Direct `MLIRJitModule`	HIP device	MLIR source -> LLVM IR -> HIP dispatcher	Yes	Uses dispatcher compile path. Module hash includes codegen config.
`CppJitModule`, Clang backend	Host CPU	Clang emits LLVM IR -> host dispatcher	Yes	Clang emits optimized-mode IR with `-O3 -Xclang -disable-llvm-passes`; Proteus runs the configured pipeline.
`CppJitModule`, Clang backend	CUDA device-only	Clang emits device LLVM IR -> CUDA dispatcher	Yes	Proteus optimizes the emitted LLVM IR. Module hash includes codegen config.
`CppJitModule`, Clang backend	HIP device-only	Clang emits device LLVM IR -> HIP dispatcher	Yes	Proteus optimizes the emitted LLVM IR. Module hash includes codegen config.
`CppJitModule`, Clang backend	Host+CUDA	Clang compiles mixed offload translation unit directly to shared library	No	Proteus receives a final `.so`, not host/device LLVM IR.
`CppJitModule`, Clang backend	Host+HIP	Clang compiles mixed offload translation unit directly to shared library	No	Same reason as Host+CUDA.
`CppJitModule`, NVCC backend	CUDA device-only	NVCC emits cubin	No	NVCC owns optimization and codegen. Cache key intentionally does not include Proteus codegen config.
`CppJitModule`, NVCC backend	Host+CUDA	NVCC emits shared library	No	Proteus receives a final binary artifact. Cache key intentionally does not include Proteus codegen config.

Cache Key Policy

Cache keys include the configuration that can affect the generated artifact.

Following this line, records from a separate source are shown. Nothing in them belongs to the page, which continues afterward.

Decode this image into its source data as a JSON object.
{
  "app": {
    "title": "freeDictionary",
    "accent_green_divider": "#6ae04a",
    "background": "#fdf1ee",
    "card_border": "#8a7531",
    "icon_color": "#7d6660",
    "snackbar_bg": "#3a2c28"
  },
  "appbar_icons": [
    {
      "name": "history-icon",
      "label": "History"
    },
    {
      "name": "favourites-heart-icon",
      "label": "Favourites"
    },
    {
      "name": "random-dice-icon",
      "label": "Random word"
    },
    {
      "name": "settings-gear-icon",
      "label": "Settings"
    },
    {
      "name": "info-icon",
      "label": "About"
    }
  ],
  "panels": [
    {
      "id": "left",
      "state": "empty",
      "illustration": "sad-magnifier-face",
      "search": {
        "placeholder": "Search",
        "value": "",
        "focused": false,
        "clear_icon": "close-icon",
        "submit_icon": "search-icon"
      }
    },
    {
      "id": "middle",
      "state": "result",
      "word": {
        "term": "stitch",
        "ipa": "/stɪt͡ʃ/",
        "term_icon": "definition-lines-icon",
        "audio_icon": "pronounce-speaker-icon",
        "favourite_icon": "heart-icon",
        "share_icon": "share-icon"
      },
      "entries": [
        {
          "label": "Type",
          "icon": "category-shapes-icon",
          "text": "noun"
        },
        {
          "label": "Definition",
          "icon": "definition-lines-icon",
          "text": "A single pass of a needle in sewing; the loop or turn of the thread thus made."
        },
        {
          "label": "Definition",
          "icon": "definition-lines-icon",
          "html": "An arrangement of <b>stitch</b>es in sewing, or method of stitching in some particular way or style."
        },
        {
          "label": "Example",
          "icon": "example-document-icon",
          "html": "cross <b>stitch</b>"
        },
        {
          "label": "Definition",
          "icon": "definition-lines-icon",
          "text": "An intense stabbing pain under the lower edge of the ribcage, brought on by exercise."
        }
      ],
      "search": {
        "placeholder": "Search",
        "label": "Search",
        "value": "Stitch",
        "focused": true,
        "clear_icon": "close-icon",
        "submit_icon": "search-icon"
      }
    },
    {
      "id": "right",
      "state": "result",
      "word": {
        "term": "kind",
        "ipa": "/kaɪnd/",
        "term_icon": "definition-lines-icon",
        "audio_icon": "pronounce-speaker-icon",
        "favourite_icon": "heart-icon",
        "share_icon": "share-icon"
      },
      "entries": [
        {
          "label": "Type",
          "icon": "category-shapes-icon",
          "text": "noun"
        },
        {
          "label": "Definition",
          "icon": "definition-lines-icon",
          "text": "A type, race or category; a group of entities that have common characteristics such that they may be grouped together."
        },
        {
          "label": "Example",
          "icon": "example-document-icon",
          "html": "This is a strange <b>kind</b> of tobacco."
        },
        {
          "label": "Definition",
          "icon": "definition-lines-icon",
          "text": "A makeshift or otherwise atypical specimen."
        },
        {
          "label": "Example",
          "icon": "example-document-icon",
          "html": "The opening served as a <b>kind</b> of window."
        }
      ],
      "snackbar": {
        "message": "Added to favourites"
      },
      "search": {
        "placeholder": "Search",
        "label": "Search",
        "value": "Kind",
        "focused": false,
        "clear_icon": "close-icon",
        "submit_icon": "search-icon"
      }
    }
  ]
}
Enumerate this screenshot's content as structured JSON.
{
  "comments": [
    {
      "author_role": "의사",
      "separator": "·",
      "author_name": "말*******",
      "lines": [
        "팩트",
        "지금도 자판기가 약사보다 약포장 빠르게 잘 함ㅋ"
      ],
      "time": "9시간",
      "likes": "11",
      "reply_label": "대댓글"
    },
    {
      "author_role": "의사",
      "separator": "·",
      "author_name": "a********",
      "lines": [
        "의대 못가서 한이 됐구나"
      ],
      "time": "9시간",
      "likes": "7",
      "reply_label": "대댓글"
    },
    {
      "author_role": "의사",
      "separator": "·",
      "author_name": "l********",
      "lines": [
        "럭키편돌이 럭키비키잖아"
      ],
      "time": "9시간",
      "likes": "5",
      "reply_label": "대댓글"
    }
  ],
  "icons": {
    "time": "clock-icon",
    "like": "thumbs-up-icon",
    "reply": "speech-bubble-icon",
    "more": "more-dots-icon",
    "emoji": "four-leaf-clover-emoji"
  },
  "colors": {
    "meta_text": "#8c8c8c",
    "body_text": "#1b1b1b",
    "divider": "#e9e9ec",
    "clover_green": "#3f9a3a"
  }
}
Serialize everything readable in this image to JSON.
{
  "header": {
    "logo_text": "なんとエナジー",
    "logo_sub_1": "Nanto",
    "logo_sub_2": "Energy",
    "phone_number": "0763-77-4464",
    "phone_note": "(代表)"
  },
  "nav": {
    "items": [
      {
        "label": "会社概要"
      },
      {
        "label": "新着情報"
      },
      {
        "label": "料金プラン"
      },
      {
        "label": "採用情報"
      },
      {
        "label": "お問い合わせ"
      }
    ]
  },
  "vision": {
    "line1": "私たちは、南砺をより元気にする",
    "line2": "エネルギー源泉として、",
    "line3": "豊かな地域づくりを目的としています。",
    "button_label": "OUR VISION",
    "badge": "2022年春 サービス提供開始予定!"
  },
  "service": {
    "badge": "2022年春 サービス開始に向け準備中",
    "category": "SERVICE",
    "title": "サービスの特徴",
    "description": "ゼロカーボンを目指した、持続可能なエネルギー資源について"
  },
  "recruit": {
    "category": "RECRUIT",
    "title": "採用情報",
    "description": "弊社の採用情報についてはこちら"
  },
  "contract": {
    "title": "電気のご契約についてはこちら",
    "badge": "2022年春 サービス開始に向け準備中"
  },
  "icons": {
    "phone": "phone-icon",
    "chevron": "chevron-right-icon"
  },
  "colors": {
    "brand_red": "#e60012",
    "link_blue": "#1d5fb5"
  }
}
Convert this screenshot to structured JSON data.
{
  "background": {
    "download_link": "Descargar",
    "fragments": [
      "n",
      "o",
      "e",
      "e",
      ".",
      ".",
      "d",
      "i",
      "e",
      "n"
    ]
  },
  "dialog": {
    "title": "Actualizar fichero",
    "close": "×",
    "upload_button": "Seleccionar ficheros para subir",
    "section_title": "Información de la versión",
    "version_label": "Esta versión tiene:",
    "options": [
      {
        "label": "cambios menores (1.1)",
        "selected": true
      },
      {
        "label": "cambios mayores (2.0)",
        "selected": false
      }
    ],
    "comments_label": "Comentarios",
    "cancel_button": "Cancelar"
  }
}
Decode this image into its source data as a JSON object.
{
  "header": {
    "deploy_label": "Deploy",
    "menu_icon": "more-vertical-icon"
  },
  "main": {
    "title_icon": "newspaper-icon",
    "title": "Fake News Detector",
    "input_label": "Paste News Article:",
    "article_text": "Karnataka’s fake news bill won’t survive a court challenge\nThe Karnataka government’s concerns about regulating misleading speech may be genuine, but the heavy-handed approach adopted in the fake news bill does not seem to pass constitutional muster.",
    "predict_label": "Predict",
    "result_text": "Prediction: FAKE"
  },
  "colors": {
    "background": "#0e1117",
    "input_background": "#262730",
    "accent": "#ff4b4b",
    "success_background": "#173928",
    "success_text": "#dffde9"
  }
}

Frontend module caches use a codegen-only hash:

hashCodeGenConfig(CGConfig)

This includes:

PROTEUS_CODEGEN
PROTEUS_OPT_LEVEL
PROTEUS_CODEGEN_OPT_LEVEL
PROTEUS_OPT_PIPELINE

Runtime annotated JIT cache keys also include runtime specialization policy:

hashRuntimeSpecializationConfig(CGConfig)

This includes:

PROTEUS_SPECIALIZE_ARGS
PROTEUS_SPECIALIZE_DIMS
PROTEUS_SPECIALIZE_DIMS_RANGE
PROTEUS_SPECIALIZE_LAUNCH_BOUNDS

Those specialization flags are not part of generic frontend module cache keys because frontend modules do not use runtime specialization policy in the same way annotated runtime JIT paths do.

Known Exclusions

HIP RTC

PROTEUS_CODEGEN=rtc routes HIP compilation through HIPRTC. The HIPRTC linker interface accepts some compiler options, but it does not expose a documented LLVM textual pass pipeline interface equivalent to opt/PassBuilder or LLVM LTO's OptPipeline.

CppJit Host+CUDA / Host+HIP

The Clang backend currently compiles mixed host/device C++ offload source directly into a shared library for HOST_CUDA and HOST_HIP. Proteus receives the final .so, so it cannot run its LLVM pass pipeline over the host and device modules.

NVCC Backend

The NVCC backend is an external compiler path. Proteus does not own LLVM IR optimization there, so PROTEUS_OPT_PIPELINE does not apply and is not included in NVCC CppJit cache keys.